COMPTON — Local voters are weeks away from the June 1 general election that could see a dramatic shift in the shape and direction of the City Council. With the election being held mostly with vote-by-mail, residents have begun receiving ballots to elect a new mayor, treasurer, and representatives for Council Districts 2 and 3.
District 3 incumbent Tana McCoy was a longtime city employee, appointed to the seat after the retirement of Yvonne Arceneaux. McCoy points to her involvement in helping restore Woodlawn Cemetery, voting to fund rapid street repairs and new housing developments as reasons to re-elect her to another four-year term.
“During my tenure, I have voted in favor of $5.9 million dollars of infrastructure improvements, business development and upcoming housing developments but there is still work to be done,” McCoy said. “I believe that I am on the right track to accomplishing the necessary improvements to improve the quality of life for our community. I will diligently work to complete infrastructure improvements, protect public’s health and re-open parks and businesses.”
McCoy says she has represented Compton residents with respect, dignity and professionalism during her 40-year career serving them.
McCoy is facing another former city employee who believes his experience is what the residents need at such a crucial time for the city.
Jonathan Bowers is a well-respected former Compton firefighter, who is now a fire captain with the Los Angeles County Fire Department. His priorities are addressing the city’s infrastructure, modernizing the city’s bill payment system and restoring the fire academy to train the city’s youth.
“Our streets are unacceptable, where potholes are more like mountains and our streets are deteriorating,” said Bowers, as he filmed himself picking up chunks of asphalt that were littering the street.
“I have been in public safety for four decades, and I will work with my colleagues to bring about an understanding of the necessity, and importance of revamping our whole public safety model,” said Bowers. “Public safety consists of law-enforcement, fire rescue, public works, parking enforcement, building and safety, and code enforcement. We need to create a robust public safety program for the city of Compton. In general, the city of Compton is not a safe city.”
Bowers is also looking to enhance residents ability to pay their bills in a more timely fashion through working with the council to modernize the city’s bill payment process, which enables the city’s finances to get back on track.
“I will work with my colleagues to fix how the city of Compton’s finances are handled with regular audits and a 21st century financial transaction capabilities i.e. online bill payments, business license payments, water bill payments,” said Bowers. “Being able to complete business transactions within that perspective department meaning when you obtain a business license you should be able to pay it in the building department and not have to leave and go to the cashier and return with a proof of payment receipt, or if you do a plans check in the fire department you should be able to pay for that service with a credit or debit card at the fire department.”
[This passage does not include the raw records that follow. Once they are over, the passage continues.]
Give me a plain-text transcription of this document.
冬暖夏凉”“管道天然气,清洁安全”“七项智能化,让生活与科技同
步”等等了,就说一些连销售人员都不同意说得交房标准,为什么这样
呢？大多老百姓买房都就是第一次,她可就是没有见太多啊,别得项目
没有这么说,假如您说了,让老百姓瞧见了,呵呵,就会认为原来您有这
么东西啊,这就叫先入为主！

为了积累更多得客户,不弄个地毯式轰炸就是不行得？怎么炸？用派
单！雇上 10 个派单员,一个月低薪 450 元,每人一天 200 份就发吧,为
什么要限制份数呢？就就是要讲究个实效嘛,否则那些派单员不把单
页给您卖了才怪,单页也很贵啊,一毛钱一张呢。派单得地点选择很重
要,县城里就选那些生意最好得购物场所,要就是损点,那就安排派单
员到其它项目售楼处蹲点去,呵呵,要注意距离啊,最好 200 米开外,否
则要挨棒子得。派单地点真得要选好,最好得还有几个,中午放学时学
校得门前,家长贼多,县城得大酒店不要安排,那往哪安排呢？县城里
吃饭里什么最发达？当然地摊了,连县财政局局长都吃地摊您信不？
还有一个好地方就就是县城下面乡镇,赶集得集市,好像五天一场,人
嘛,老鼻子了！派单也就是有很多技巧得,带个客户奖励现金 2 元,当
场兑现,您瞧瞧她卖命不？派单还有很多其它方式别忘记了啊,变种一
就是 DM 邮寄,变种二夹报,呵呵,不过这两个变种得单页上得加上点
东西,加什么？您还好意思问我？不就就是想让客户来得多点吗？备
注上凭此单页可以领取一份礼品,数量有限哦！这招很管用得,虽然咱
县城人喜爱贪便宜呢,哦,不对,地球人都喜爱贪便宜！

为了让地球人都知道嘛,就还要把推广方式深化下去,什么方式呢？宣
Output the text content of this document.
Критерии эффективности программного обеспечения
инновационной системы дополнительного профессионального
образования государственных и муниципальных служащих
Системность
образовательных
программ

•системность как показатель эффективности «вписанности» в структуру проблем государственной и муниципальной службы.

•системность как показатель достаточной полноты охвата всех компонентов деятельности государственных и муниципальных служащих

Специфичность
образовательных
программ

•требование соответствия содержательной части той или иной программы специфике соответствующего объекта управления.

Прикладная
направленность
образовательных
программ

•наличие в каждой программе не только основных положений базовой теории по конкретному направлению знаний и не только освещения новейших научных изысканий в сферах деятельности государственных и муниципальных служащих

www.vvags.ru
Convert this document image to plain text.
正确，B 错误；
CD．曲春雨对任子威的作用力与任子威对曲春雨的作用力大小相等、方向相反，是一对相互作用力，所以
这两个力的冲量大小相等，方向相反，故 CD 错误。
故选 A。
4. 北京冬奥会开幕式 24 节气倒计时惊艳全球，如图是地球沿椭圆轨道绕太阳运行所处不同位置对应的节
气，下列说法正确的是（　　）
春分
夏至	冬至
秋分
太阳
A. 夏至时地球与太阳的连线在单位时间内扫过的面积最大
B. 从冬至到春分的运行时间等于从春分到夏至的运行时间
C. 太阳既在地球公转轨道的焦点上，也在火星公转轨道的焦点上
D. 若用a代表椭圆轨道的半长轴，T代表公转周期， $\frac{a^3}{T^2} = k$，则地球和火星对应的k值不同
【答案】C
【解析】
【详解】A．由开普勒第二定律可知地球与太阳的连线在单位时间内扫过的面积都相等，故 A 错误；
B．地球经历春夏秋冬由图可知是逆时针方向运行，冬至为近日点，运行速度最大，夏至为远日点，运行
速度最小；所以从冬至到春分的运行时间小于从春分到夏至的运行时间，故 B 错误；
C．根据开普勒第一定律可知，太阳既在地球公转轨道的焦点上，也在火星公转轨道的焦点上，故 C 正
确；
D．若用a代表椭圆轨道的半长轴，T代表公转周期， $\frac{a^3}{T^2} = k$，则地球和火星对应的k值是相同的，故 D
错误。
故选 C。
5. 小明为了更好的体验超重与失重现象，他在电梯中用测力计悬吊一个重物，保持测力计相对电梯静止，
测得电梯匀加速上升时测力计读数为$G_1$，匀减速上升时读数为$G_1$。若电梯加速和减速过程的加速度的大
Bowers believes a better tracking system of the city’s financial activities prevents mismanagement and misappropriation and/or theft of taxpayer funds.
Bowers was also vocal in how the city changed the hiring qualifications for applicants to the fire department, and closure of the fire academy, which trained the city’s youth for future employment with the city. If elected, he seeks to bring back the vocational training many of the residents desire.
“The James Shern Fire Academy is now defunct due to a lack of concern, poor administration, poor leadership, no vision, and a failure to understand the plight of minorities in the United States with regards to the fire service,” Bowers said. “I want to restore the fire training academy because it was very valuable in preparing young men and women to enter into the fire service, because the James Shern Fire Academy, at one time, graduated the most people of color, and women in the history of California.”
The Los Angeles County Registrar’s Office confirmed it has already received 1,900 ballots from the city’s nearly 45,000 registered voters.
Residents are able to send their ballot through the U.S. mail or they can turn it in at one of the stationary ballot boxes in the city or bring it to the registrar’s office Norwalk office on or before June 1.